Музыка стихла. А потом начался марш – не военный, без труб и тромбонов, но всё же решительный, он будто говорил мне: надо идти, надо идти!
Тамино! Как я мог забыть, я тут уши развесил, а мой брат, может быть, зовёт меня на помощь!
Я тут же уверенно побежал по решётке, в голове стало ясно, и уже не страшно упасть, и дальше в коридор, и вниз по лестнице: конечно, Том мог пойти в театральный буфет для зрителей, а он как раз возле Малого зала!
Марш закончился, сменился нежной мелодией. Я уже не мог понять, на самом деле я её слышу или она только в моей голове…
А, нет! Слышу. Музыка стала смешной, будто кто-то изображает из себя героя, а сам… а сам – такой, как мой брат Тамино!
О, вот же он!
Под пустой буфетной стойкой наклонно стоит пластиковая бутылка. А в ней сидит мой незадачливый братец.
– Что ты тут делаешь! Вылезай скорее, я тебя по всему театру ищу!
– Я не могу вылезти, – объяснил Том.
– Что за ерунда?
Бутылка наклонена, горлышко свободно – почему он не может выбраться?
– Потому что это мышеловка. Очень остроумной конструкции.
Том засеменил лапками, побежал к отверстию – и тут бутылка под его весом перевернулась, вход оказался закрыт специальной дощечкой.
Только тут я понял: она закреплена посередине и устроена, как качели. Пока бутылка пуста – горлышко её смотрит вверх и свободно. Глупый Том полез туда и оказался в западне. Когда он у донышка бутылки – выход смотрит вверх и открыт, но как только он подбегает к горлышку – качели приходят в движение, горлышко внизу и заперто.

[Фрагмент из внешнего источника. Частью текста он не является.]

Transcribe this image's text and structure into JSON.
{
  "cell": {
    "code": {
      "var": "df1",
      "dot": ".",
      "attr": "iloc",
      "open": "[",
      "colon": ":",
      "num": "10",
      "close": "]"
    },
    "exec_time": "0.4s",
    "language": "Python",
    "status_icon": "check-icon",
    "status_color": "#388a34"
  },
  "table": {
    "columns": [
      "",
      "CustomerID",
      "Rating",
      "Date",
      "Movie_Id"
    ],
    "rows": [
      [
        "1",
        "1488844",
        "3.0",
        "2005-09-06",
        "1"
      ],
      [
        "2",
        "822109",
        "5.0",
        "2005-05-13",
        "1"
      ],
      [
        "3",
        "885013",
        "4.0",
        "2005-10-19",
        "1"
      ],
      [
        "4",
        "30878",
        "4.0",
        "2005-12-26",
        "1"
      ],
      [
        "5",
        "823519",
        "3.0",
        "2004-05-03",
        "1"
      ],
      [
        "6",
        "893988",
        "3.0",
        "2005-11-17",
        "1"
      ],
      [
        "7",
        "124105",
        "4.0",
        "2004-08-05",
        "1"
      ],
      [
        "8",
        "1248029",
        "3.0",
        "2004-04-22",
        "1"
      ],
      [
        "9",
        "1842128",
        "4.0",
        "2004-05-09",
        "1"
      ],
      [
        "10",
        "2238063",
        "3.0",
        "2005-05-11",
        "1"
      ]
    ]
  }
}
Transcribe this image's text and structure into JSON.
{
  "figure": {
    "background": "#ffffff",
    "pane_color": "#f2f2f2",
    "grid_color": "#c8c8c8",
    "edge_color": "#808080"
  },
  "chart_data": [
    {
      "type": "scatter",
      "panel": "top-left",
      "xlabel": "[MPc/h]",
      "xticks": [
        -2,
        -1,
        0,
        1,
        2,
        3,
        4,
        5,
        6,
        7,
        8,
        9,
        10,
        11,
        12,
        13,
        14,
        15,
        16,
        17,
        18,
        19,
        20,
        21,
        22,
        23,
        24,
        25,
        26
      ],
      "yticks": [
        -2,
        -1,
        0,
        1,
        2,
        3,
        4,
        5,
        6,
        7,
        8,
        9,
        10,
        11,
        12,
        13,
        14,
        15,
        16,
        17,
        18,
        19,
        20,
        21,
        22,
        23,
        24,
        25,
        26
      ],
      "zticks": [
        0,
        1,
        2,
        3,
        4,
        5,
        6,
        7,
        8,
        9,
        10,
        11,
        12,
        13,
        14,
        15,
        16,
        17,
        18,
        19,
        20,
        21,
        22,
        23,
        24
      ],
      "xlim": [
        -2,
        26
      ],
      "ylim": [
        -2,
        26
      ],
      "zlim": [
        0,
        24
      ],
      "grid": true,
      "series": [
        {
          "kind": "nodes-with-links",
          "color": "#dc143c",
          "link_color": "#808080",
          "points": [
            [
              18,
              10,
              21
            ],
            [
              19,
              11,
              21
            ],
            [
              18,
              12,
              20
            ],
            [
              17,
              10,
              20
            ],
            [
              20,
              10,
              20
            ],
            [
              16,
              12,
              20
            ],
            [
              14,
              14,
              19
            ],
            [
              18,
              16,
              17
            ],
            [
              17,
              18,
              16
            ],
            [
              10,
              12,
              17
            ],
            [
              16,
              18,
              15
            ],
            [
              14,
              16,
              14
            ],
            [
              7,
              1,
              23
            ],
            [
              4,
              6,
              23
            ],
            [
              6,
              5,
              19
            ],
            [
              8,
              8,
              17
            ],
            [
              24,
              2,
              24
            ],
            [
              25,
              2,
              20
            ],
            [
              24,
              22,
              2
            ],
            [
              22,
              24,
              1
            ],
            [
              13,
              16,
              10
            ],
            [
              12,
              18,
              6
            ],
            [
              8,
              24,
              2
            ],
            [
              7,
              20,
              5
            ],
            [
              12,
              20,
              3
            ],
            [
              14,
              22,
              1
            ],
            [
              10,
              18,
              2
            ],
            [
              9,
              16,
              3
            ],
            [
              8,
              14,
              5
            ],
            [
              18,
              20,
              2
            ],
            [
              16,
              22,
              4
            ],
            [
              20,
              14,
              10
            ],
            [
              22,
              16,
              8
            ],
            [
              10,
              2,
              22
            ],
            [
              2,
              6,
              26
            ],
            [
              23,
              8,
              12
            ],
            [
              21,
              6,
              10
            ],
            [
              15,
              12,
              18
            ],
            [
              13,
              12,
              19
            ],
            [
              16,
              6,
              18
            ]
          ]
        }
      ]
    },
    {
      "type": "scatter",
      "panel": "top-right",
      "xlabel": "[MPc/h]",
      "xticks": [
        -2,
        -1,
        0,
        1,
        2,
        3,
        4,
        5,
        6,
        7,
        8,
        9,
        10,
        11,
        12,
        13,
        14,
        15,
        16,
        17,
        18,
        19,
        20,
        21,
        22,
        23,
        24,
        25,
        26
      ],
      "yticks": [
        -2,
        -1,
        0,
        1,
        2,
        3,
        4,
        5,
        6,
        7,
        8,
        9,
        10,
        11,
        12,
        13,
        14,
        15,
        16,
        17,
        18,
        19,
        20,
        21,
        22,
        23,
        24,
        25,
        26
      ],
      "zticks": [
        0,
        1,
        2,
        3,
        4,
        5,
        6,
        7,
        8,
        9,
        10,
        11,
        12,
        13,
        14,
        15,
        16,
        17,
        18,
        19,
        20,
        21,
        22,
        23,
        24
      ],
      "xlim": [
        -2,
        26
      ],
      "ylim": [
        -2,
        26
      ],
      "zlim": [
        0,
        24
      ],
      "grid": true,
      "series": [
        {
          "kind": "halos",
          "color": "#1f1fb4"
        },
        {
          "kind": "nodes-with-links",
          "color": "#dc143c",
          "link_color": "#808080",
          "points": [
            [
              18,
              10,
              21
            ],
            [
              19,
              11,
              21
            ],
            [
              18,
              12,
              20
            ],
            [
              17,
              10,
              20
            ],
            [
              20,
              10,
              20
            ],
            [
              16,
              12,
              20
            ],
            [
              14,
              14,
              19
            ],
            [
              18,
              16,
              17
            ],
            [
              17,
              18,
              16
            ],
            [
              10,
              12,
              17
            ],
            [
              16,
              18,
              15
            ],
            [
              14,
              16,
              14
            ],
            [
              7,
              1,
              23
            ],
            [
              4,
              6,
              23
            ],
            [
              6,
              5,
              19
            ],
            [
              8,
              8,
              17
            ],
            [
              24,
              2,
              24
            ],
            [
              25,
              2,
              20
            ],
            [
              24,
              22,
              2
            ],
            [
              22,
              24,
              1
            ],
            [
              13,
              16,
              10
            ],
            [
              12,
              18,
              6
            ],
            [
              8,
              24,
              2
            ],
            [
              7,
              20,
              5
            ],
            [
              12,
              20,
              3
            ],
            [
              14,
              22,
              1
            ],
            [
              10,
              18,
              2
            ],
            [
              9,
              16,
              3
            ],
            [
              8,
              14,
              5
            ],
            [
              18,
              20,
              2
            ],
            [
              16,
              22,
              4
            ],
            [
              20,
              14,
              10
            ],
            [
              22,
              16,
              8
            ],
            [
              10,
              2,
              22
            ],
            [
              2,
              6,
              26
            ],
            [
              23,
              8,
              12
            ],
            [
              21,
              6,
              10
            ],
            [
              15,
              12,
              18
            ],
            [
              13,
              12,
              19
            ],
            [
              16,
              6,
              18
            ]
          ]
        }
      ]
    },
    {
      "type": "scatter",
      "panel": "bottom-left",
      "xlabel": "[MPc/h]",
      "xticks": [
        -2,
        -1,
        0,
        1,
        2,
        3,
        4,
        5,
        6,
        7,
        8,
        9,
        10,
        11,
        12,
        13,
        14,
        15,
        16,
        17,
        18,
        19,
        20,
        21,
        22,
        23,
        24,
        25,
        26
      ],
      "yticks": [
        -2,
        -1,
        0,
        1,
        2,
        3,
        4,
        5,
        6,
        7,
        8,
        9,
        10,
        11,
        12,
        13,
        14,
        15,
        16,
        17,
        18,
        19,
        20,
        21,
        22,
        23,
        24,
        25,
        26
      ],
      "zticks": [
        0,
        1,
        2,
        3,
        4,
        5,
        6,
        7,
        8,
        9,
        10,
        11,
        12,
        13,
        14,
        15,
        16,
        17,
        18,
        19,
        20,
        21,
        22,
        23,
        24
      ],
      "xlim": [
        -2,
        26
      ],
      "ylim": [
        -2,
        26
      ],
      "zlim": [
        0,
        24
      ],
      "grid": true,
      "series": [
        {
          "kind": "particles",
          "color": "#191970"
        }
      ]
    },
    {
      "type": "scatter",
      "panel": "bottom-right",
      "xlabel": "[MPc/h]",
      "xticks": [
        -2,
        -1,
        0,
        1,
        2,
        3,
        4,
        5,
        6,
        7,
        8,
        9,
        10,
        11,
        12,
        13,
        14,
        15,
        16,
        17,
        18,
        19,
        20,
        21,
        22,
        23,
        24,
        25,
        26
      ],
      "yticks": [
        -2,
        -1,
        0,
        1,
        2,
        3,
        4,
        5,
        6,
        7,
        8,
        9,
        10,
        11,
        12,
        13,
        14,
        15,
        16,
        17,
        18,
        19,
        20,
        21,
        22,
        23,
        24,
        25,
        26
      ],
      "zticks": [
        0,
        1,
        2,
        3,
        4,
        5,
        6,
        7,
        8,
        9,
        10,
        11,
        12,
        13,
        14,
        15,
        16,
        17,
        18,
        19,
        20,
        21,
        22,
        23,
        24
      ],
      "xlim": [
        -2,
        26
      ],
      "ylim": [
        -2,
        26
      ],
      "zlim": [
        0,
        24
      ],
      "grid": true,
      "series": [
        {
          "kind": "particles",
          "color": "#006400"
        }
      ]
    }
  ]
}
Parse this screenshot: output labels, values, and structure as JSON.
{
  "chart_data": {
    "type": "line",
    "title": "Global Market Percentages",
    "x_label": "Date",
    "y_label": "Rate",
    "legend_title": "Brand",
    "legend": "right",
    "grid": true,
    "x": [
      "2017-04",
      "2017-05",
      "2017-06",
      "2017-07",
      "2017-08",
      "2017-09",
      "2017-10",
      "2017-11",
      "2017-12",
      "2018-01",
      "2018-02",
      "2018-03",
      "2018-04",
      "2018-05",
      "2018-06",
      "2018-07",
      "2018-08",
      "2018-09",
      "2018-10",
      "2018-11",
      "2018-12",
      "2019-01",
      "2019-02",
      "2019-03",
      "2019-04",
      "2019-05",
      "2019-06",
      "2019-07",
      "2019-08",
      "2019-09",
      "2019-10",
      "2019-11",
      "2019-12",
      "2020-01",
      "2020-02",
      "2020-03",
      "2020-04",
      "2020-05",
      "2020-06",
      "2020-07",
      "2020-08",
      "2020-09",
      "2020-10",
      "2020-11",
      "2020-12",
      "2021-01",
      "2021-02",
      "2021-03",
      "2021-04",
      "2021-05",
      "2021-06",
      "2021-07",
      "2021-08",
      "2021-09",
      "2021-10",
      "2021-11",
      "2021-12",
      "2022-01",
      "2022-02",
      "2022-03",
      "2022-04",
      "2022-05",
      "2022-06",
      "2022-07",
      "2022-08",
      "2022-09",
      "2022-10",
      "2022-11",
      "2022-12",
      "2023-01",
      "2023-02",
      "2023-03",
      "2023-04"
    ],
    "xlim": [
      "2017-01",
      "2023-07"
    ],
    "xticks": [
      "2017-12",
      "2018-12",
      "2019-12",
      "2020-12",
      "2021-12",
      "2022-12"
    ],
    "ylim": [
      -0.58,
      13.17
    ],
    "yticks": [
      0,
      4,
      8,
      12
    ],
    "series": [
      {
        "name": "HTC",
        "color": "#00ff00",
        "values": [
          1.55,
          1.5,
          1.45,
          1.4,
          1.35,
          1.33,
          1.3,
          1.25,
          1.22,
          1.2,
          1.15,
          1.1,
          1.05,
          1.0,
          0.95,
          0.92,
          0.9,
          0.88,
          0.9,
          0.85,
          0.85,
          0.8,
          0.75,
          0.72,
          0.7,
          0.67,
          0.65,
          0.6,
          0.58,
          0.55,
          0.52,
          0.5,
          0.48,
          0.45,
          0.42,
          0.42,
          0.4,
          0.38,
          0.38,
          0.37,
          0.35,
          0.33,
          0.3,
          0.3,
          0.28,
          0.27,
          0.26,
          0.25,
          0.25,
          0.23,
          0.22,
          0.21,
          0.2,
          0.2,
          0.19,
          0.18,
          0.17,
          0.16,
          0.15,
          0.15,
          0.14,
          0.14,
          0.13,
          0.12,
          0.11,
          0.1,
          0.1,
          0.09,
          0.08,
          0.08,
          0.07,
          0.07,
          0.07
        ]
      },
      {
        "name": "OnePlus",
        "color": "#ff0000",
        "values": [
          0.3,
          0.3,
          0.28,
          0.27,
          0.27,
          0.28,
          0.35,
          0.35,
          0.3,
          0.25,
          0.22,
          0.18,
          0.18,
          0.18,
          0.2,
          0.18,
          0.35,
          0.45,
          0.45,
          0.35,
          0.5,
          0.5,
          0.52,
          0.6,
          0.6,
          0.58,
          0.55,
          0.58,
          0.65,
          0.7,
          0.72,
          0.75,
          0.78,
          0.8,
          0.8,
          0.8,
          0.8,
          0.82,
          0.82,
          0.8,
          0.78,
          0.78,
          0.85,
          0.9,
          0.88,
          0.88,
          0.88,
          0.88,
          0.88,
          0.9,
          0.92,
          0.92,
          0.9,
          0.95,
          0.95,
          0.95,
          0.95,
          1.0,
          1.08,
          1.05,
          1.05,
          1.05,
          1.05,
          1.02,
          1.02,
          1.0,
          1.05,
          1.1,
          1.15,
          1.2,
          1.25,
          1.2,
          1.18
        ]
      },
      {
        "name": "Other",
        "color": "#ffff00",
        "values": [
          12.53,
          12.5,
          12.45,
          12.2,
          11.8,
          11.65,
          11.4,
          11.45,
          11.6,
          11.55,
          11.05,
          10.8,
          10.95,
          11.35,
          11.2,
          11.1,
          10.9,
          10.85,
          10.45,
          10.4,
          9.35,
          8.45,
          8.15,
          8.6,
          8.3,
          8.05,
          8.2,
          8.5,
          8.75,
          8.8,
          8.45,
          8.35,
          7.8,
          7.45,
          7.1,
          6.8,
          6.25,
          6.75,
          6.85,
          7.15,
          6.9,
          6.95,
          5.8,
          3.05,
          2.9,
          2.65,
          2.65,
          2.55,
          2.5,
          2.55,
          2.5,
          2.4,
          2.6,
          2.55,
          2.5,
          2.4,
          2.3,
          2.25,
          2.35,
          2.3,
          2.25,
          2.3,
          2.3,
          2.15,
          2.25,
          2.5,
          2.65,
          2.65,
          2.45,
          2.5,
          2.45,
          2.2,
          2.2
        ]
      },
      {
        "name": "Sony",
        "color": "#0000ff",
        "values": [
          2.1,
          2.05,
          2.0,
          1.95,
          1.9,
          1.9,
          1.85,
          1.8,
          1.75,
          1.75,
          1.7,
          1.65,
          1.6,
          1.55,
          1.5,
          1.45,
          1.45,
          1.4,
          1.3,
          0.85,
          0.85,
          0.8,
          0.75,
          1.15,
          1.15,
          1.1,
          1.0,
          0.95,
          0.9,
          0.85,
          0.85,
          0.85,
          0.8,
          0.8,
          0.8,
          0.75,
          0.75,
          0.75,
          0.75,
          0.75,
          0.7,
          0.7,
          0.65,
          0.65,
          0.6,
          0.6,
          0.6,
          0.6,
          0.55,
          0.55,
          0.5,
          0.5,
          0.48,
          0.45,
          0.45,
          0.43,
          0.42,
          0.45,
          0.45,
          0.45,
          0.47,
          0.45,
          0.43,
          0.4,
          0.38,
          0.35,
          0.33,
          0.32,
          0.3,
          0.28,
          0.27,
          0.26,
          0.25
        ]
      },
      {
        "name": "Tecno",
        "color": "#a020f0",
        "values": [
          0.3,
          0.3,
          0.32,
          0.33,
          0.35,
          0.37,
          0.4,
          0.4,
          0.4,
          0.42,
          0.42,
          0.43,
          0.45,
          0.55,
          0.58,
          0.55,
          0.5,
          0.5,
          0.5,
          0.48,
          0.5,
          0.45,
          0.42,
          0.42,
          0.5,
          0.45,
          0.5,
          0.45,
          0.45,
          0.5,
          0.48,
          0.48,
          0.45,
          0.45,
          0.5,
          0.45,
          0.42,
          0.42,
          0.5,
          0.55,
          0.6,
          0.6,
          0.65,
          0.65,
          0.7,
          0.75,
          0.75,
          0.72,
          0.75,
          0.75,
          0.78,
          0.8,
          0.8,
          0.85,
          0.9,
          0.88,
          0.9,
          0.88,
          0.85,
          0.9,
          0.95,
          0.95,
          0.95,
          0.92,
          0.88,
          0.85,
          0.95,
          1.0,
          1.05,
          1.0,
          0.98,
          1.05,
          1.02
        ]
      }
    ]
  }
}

– Интересные качели, – сказал я.
– Да уж, качайся сколько влезет. Пока не… Пока не.
– Пока тебя не вытащат, – сказал я. – Чего ты полез туда?
– Там был сыр, – ответил Том коротко.
Да, это многое объясняет.
– Зато наелся, – сказал я.
– Ну давай, ещё поиздевайся надо мной!
Надо сказать, это очень гуманная мышеловка. Она не прищемляла хвост, не калечила лапок; но мышь оттуда выбраться не могла. Совсем.
Сначала я пытался сунуть Тому свой хвост, но чуть сам не оказался в бутылке. Поискал какую-нибудь верёвочку и нашёл браслетик – должно быть, какая-то девочка потеряла. Такие браслеты ещё называют «фенечками», девочки часто их плетут из ниток. Какие они всё-таки молодцы!
Я спустил Тому в бутылку фенечку, он вцепился в неё лапками и полез к выходу… Нет, бутылка всё равно перевернулась, горлышко закрылось. Что же делать?
Я ходил вокруг бутылки, а Том сидел внутри, и вид у него был глупый и несчастный.
Сейчас закончится оркестровая репетиция, и сюда придут люди. Кто же поставил эту мышеловку? Хотел, наверное, принести мышку домой, показать детям.
– Ага, – сказал Том, – а может, кто питона домашнего мышами кормит, бывают такие люди.
Точно, бывают. Думай, Тео, думай!
– Есть! – закричал вдруг Том. – Физика!
– Какая ещё физика?
– Ты должен залезть на бутылку сверху. С моей стороны, с донышка. Тогда эта часть станет тяжёлой, не перевернётся – и я смогу выбраться!
А ведь точно! Я залез на бутылку, лапы скользят по пластику, не за что зацепиться, но как-то держусь…
Том стал подниматься – получается! Удержаться!.. Ещё чуть-чуть… Эх!
Он перевесил. Я подлетел в воздух, сделал сальто и плюхнулся на живот. А Том остался заперт в мышеловке. Всё из-за того, что он слопал дурацкий кусок сыра! Толстяк!
Оркестр за стенкой играет всё громче, всё быстрее! Это началась кода – самый хвост произведения. У нас совсем нет времени!..
– Вот вы где! – говорит Пам.
– Как ты нас нашла?!. – я чуть не расцеловал её.
– Искала, вот и нашла, – сверкает глазами сестрёнка.
Вдвоём удержаться на гладкой пластиковой поверхности почти невозможно, коготки скользят, но Пам не напрасно занимается балетом – она оказывается даже ловчее меня, и мы удерживаемся целых две секунды. Для Тома этого достаточно, и он уже на свободе!
…В оркестре из тишины расцветает последний аккорд, всё громче и громче! Всё, музыка кончилась, – и мы, не дожидаясь аплодисментов, уносим ноги подальше от этих гостеприимных мест.
– Наконец-то, – говорит мама. – А мы уже начали волноваться.
Она как ни в чём не бывало разгрызает напополам крупные сушёные горошины.
– Откуда? – спрашиваем мы в один голос.
– Соседи принесли. Им удалось пробраться в столовую.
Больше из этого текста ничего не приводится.